Annaly Capital Stock Is Up, But Remains Under Pressure

Source: Thinkstock

Source: Thinkstock

I have covered Annaly Capital Management (NYSE:NLY) in numerous pieces over the last few years. However, it has been some time since I covered the company after making a incredibly bold (and correct) call that Annaly’s stock had bottomed. Since that call, the stock is up 26 percent. In this article, I want to address why the stock is still under pressure despite its heroic comeback. First, as we know, the dividends had been sliced as the company’s earnings; however, it is on the rebound, just like the stock. Recall that common dividends declared for the quarters ended March 31, 2014, December 31, 2013, and March 31, 2013 were $0.30, $0.30, and $0.45 per common share, respectively. The bleeding in dividends has stopped. But what could cause the dividends to rise along with the share price?

Now, as you may know, the company distributes dividends based on its current estimate of taxable earnings per common share, not GAAP net income. The problem is Annaly often only reports GAAP to us, but not taxable income on a quarterly basis. But, taxable earnings and GAAP net income will typically differ due to items such as non-taxable unrealized and realized gains and losses, differences in premium amortization and discount accretion, and non-deductible general and administrative expenses. That said, the terrible performance for the company is starting to reverse course.

In its most recent report, we learned that Annaly’s GAAP net loss for the quarter ended March 31, 2014 was $203.4 million or $0.23 per average common share as compared to GAAP net income of $1.0 billion or $1.07 per average common share for the quarter ended December 31, 2013, and GAAP net income of $870.3 million or $0.90 per average common share for the quarter ended March 31, 2013.

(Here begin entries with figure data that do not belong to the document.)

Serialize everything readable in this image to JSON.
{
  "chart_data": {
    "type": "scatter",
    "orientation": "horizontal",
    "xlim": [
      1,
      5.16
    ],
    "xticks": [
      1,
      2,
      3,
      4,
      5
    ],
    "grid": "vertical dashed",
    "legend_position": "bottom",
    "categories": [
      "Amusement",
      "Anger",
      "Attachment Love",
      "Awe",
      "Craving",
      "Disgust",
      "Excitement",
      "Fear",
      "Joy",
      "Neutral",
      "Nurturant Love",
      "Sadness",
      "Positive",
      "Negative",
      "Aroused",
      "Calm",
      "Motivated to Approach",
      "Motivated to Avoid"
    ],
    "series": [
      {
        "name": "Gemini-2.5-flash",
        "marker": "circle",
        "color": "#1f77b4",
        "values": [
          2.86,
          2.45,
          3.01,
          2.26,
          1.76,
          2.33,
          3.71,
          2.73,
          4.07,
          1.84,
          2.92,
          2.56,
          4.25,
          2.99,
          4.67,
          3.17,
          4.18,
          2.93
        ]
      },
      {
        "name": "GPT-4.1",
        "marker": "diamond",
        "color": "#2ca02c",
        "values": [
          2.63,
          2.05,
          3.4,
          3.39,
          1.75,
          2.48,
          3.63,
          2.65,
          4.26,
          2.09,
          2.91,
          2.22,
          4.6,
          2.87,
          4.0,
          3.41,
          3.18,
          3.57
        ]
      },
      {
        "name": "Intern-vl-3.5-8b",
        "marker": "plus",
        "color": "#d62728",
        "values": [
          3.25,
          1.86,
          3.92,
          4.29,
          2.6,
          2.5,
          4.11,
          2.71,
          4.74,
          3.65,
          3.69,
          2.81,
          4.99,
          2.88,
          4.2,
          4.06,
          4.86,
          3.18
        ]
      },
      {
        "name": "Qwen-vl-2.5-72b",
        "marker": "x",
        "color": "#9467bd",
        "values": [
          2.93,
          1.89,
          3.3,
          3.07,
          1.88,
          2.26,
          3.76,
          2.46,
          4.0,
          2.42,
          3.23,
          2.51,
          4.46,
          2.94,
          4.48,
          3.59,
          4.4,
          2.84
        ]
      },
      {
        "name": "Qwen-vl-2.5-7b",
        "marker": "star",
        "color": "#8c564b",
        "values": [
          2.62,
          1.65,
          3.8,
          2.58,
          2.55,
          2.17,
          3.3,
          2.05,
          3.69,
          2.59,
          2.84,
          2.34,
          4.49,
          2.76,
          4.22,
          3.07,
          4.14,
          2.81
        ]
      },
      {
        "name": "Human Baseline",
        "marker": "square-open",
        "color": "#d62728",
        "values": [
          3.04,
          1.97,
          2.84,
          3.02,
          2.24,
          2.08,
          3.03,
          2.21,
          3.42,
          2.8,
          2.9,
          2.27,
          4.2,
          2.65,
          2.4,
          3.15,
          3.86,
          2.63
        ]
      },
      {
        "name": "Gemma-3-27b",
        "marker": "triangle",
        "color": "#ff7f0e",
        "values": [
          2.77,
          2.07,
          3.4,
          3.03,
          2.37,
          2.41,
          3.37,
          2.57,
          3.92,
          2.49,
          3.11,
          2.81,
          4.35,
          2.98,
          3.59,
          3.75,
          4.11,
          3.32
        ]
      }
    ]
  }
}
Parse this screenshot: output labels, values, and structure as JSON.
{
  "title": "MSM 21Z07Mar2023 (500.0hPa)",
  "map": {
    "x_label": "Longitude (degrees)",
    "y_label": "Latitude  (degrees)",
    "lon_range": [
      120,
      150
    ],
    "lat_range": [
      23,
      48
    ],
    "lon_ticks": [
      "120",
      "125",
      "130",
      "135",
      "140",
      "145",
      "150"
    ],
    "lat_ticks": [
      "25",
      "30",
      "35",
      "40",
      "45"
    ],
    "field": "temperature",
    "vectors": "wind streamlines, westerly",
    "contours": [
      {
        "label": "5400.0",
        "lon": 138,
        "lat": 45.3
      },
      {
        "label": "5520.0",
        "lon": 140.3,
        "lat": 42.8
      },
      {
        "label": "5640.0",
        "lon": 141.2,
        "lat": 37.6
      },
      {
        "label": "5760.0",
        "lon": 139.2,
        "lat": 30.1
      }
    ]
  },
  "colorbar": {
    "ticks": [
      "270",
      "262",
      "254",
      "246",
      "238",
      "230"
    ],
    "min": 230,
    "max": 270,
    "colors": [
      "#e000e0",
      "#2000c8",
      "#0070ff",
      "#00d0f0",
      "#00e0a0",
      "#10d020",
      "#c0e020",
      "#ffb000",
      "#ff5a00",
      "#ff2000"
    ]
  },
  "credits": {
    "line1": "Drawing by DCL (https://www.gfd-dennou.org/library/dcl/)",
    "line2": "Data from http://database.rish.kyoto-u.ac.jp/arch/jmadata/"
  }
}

Sure seems to be a terrible report — on the surface at least. But the decrease from both prior periods was largely attributable to higher unrealized losses on interest rate swaps and interest only agency mortgage-backed securities and a net loss on trading assets. In other words, the company has been rebalancing its portfolio significantly. Core earnings for were $239.7 million or $0.23 per average common share as compared to $350.1 million or $0.35 per average common share for the quarter ended December 31, 2013, and $296.4 million or $0.29 per average common share for the quarter ended March 31, 2013.

While the earnings numbers are definitely important, I like to be cognizant of how the entire portfolio is performing, including Annaly’s yield on assets and its interest rate spread. I want to start by saying book value came in at $12.30, and thus the stock is currently trading at a 5 percent discount to book. What determines book value? A number of things, but it can be impacted by the net interest spread which impacts earnings potential. For the quarter ended March 31, 2014, the annualized yield on average interest-earning assets was 3.21 percent and the annualized cost of funds on average interest-bearing liabilities, including the net interest payments on interest rate swaps, was 2.31 percent, which resulted in an average interest rate spread of 0.90 percent.

Why is this important? This spread is how the company makes its money. At 0.90 percent, this represents a 53 basis point decrease from the 1.43 percent average interest rate spread for the quarter ended December 31, 2013, but just a 1 basis point decrease from the 0.91 percent average interest rate spread for the quarter ended March 31, 2013. The company’s annualized yield on average interest-earning assets decreased for the quarter ended March 31, 2014 when compared to the quarter ended December 31, 2013, primarily due to higher amortization expense on its investment securities. Further, stability in prepayment speeds during the quarter resulted in more normalized amortization of investment premiums compared to prior quarter, which reflected lower amortization expense due to a sharp decline in prepayment speeds. Thus, the company’s annualized cost of funds on average interest-bearing liabilities increased for the quarter ended March 31, 2014 when compared to the quarter ended December 31, 2013 due to higher interest rate swap notional amounts during the period. Wellington J. Denahan, Chair and Chief Executive Officer of Annaly, stated:

We remain optimistic about the investment landscape in light of the markets reaction to the Federal Reserve’s ongoing reduction of bond purchases. We continue to be flexible with our capital deployment and feel comfortable in our ability to sustain attractive risk-adjusted returns in the quarters ahead.

Looking ahead, Annaly seems to be righting the ship. It has taken nearly a full year, and has required a lot of work to rebalance the portfolio. The dividend cuts have stopped, and recently interest rates have come down in the last two months, which should help quarterly performance for the present quarter. I would expect to see the dividend maintained, and am looking for positive news in the next report. This is a strong company to own for the long-term given the average 12 percent interest rate and the improving assets the company has. It will take time for the rebalancing to take hold, but so long as interest rates do not spike like they did in the spring of 2013, the stock should perform well.

Disclosure: Christopher F. Davis is long in Annaly Capital. He has a buy rating on the stock and a $13.00 price target.